Bunun resmini çekmişim (sol üst), hatta sağ üstte de tencere içinde balkabağı çorbasını görebilirsiniz.



Resimde gördüğünüz diğer iki yemek de zeytinyağlılarımdan örnekler ama balkabağı ile ilgileri yok.

Peki şimdi balkabağı ile işimiz bitti mi? evde hala biraz var açıkcası ve de benim evimde bu cumartesi erken yılbaşı partisi yapıyoruz. geri kalan kabakları da orada cezerye olarak değerlendireceğim.

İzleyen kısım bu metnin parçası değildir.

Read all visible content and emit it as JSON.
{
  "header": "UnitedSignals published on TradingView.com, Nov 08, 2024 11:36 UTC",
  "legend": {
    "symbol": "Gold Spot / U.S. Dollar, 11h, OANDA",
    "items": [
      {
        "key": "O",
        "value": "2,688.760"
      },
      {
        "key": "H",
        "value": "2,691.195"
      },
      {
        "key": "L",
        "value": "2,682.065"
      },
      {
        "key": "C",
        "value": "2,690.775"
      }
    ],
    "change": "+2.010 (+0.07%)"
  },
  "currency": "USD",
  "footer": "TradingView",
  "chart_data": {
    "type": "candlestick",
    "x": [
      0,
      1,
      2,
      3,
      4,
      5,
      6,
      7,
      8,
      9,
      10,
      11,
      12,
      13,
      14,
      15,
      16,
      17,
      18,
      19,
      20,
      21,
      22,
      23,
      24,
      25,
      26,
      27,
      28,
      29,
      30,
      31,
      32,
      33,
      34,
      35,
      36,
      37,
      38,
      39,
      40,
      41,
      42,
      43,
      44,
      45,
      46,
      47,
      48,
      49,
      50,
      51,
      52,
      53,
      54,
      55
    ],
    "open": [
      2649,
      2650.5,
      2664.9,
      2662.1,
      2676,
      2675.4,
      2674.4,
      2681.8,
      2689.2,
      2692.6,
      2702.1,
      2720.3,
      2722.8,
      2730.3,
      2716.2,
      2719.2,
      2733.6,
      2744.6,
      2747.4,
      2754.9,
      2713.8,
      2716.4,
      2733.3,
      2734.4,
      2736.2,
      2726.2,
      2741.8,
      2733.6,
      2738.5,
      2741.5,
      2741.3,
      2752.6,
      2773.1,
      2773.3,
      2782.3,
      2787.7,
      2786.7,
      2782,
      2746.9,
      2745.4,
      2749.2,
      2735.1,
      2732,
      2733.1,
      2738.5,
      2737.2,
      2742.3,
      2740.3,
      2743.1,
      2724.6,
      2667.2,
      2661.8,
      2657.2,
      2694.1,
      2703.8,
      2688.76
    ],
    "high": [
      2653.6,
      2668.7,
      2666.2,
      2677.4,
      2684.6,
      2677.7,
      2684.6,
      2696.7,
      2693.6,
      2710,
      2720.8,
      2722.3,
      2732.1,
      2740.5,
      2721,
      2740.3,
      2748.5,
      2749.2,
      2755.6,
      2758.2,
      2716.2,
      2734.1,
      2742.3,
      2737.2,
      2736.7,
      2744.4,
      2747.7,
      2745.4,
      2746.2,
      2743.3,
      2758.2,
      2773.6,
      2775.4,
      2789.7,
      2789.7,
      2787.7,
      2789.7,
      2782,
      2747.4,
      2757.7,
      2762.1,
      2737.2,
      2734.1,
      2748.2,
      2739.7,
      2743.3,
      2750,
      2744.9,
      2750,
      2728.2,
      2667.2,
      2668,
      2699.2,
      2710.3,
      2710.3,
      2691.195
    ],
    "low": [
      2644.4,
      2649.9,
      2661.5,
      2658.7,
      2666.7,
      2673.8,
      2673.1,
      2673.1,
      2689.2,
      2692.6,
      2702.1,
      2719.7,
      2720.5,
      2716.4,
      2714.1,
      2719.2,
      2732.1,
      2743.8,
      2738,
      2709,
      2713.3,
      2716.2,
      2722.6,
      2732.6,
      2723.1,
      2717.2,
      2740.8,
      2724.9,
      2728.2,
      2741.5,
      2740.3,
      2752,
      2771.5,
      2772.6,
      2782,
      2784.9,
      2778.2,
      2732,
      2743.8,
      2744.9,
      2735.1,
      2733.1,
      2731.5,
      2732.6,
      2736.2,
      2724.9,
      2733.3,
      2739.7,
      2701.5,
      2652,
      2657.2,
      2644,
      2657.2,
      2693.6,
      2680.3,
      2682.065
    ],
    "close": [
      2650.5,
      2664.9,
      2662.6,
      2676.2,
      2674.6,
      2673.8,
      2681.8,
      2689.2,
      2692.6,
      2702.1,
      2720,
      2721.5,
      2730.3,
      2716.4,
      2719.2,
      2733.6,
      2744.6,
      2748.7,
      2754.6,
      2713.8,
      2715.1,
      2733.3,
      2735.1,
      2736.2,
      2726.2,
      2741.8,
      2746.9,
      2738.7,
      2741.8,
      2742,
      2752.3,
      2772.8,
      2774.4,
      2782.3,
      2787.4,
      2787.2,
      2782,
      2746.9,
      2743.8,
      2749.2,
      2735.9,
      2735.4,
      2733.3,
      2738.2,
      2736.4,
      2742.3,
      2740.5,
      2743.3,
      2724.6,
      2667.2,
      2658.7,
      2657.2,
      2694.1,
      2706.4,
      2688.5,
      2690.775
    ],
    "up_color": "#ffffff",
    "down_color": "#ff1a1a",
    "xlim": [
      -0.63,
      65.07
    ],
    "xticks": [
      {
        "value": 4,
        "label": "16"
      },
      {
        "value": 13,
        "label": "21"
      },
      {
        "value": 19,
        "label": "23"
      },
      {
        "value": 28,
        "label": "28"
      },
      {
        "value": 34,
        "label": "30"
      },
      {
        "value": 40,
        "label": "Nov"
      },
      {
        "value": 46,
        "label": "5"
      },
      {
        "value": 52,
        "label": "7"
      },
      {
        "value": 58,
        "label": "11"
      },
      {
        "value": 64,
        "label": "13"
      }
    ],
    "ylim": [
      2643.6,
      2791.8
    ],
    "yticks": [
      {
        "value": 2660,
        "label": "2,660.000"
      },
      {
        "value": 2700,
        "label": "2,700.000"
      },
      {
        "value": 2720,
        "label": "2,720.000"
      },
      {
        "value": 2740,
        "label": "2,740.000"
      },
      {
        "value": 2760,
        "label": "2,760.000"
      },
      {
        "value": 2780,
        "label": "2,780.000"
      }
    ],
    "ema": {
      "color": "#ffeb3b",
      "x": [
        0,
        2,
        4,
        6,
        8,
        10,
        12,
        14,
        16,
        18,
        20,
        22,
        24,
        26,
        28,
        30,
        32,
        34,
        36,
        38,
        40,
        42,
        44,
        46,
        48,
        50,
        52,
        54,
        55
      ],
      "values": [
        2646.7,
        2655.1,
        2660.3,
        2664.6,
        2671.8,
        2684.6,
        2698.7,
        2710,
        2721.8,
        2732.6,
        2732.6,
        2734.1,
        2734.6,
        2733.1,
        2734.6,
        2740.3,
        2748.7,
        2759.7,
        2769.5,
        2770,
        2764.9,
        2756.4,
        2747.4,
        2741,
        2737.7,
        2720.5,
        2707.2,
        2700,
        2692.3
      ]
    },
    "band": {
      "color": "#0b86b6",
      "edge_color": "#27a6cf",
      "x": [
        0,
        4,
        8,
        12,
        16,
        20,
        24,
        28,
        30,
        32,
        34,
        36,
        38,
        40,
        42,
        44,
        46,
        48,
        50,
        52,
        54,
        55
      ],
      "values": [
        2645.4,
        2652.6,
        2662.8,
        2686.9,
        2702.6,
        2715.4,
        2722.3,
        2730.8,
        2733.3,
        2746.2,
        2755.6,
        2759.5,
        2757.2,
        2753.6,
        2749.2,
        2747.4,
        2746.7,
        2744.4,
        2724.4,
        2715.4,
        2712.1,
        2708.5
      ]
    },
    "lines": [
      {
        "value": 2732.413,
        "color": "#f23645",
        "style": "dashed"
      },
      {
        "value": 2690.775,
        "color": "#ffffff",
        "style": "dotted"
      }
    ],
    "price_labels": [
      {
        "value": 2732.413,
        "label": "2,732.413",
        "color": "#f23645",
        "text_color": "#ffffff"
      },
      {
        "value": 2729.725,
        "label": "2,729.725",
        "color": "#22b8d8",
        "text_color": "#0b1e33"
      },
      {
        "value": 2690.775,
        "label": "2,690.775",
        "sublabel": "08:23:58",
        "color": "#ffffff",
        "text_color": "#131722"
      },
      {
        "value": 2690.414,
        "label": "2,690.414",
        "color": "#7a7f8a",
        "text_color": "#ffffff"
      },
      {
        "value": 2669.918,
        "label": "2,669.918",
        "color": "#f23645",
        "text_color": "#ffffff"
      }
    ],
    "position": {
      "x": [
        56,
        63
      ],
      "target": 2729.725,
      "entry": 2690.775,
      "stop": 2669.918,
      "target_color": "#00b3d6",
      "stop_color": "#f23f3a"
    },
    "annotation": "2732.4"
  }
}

Bunun için de araştırmalarım sonucu aklımdan geçen tarif şu :

Balkabaklı cezerye:

malzemeler:
1/3 kg bal kabağı
1 paket eti burçak bisküvi (bu tatlıyı havuçla yapanlar bilir ki genelde petibör kullanılır, ancak burçak bisküvinin daha besleyici ve lezzetli olduğunu düşündüm)
3-4 kaşık toz şeker (yine havuçla yapanlar bilir ki şeker miktarı daha yüksek olur, ancak kabağın tatlılığı ve burçak düşünülürse bu miktar yeterli olur)
dövülmüş ceviz
hindistan cevizi

balkabağı 1 su bardağı su ve şeker ile yumuşayıncaya kadar kaynatılır ve soğumaya bırakılır. sonra balkabağı çatalla ezilir ve içerisinde ufalanmış burçak bisküvi ve dövülmüş ceviz ilave edilir. karışımdan minik toplar yapılarak hindistan cevizine bulanır ve kürdan ile servis edilir. sanırım görüntüsü de aşağıdaki gibi bir şey olacaktır:

Bal Kabaklı Cezerye


Bir sebzeden bu kadar farklı tatlar çıkması gerçekten çok ilginç. hazır mevsimi iken bol bol değerlendirmek lazım zira buzlukta sulanan bir sebze olduğu için mevsim dışı kullanımı zor.